Questions to ponder over the week: What has my church taught me about living the live that Jesus invites to in following Him? Has it supported my spiritual needs, whether I need to know how to do with fear, with grief, with trauma, with the culture, with anything that stands between me and God?
Blessing for the week: May we be the people of God whose church supports all our spiritual needs, who trains and invites us into the full life of following Jesus.

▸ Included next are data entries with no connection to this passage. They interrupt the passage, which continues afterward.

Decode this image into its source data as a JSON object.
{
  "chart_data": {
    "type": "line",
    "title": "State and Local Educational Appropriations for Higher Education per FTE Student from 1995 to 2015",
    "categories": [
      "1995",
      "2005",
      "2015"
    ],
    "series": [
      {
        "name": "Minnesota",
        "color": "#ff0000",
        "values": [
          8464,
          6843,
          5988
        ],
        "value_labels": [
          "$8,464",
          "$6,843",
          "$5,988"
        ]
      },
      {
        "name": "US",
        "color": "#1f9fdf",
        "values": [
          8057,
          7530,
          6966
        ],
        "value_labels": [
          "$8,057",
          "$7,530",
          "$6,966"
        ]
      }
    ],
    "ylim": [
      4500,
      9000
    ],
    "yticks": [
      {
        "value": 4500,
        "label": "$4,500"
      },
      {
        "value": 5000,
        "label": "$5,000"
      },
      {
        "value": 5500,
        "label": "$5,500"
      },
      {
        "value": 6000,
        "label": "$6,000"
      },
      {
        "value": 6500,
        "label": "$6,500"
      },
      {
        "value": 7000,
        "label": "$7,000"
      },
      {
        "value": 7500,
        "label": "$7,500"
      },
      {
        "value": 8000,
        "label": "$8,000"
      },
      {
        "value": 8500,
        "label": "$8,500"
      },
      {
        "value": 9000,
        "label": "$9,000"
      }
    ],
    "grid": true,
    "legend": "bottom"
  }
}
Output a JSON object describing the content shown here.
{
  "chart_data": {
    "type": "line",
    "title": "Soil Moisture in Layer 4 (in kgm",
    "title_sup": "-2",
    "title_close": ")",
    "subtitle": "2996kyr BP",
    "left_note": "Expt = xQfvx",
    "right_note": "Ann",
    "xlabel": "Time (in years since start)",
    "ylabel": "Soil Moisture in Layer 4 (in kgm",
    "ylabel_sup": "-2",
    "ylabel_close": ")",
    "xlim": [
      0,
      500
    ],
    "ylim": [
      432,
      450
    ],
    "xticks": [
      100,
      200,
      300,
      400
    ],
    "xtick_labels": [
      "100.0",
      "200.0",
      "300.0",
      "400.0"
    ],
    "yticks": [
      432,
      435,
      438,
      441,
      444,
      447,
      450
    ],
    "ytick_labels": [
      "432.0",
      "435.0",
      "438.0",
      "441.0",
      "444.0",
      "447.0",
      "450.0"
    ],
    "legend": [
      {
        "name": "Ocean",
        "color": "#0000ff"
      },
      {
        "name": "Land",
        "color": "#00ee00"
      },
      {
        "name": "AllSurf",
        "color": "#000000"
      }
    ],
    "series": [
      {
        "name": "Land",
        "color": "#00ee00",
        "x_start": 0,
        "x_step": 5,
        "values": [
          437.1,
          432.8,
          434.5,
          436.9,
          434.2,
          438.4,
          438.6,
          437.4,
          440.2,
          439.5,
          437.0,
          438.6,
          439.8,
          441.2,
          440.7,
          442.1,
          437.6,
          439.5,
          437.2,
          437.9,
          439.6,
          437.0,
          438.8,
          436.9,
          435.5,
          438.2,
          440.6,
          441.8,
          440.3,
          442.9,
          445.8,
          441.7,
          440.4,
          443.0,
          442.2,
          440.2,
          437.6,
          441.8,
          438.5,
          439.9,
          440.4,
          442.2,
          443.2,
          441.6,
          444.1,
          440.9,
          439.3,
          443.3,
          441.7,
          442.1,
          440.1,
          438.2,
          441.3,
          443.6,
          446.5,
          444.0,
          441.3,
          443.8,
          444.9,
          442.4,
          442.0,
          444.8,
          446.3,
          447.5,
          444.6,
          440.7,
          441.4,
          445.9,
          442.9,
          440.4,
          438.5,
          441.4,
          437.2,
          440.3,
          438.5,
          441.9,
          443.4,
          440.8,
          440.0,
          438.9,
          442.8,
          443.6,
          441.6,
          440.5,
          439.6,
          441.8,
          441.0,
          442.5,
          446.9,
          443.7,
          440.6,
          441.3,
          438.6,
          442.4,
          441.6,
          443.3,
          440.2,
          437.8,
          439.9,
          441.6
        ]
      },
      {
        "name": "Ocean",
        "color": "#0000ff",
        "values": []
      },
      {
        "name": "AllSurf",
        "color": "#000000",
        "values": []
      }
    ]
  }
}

Check out my two websites: patsaidadams.com and deepeningyourfaith.com.
Two Announcements
- I am giving away a 10-week journaling guide to Jesus’s Two Great Commandments. If you are interested, email me at patsadams@gmail.com and I will email it to you, free of charge.
- My latest books, “Called to Help the Poor and Needy” and “A Study Guide to the Beatitudes and the Sermon on the Mount” are now in bookstores and on line. The first is about the more than 2,000 verses in the Bible which detail God’s instructions for caring for those in need. The second is a journaling/pondering guide to Jesus’s most complete sermon.
[1] George Barna, Revolution: Worn-out on Chruch? Finding Vibrant Faith Beyond the Walls of the Sanctuary, (Carol Stream, IL: Tyndale Momentum, 2005), p. 118
[2] A way of reading short passages in the Bible to see what word or phrase the Holy Spirit is highlighting for us, then pondering the meaning of the word or phrase.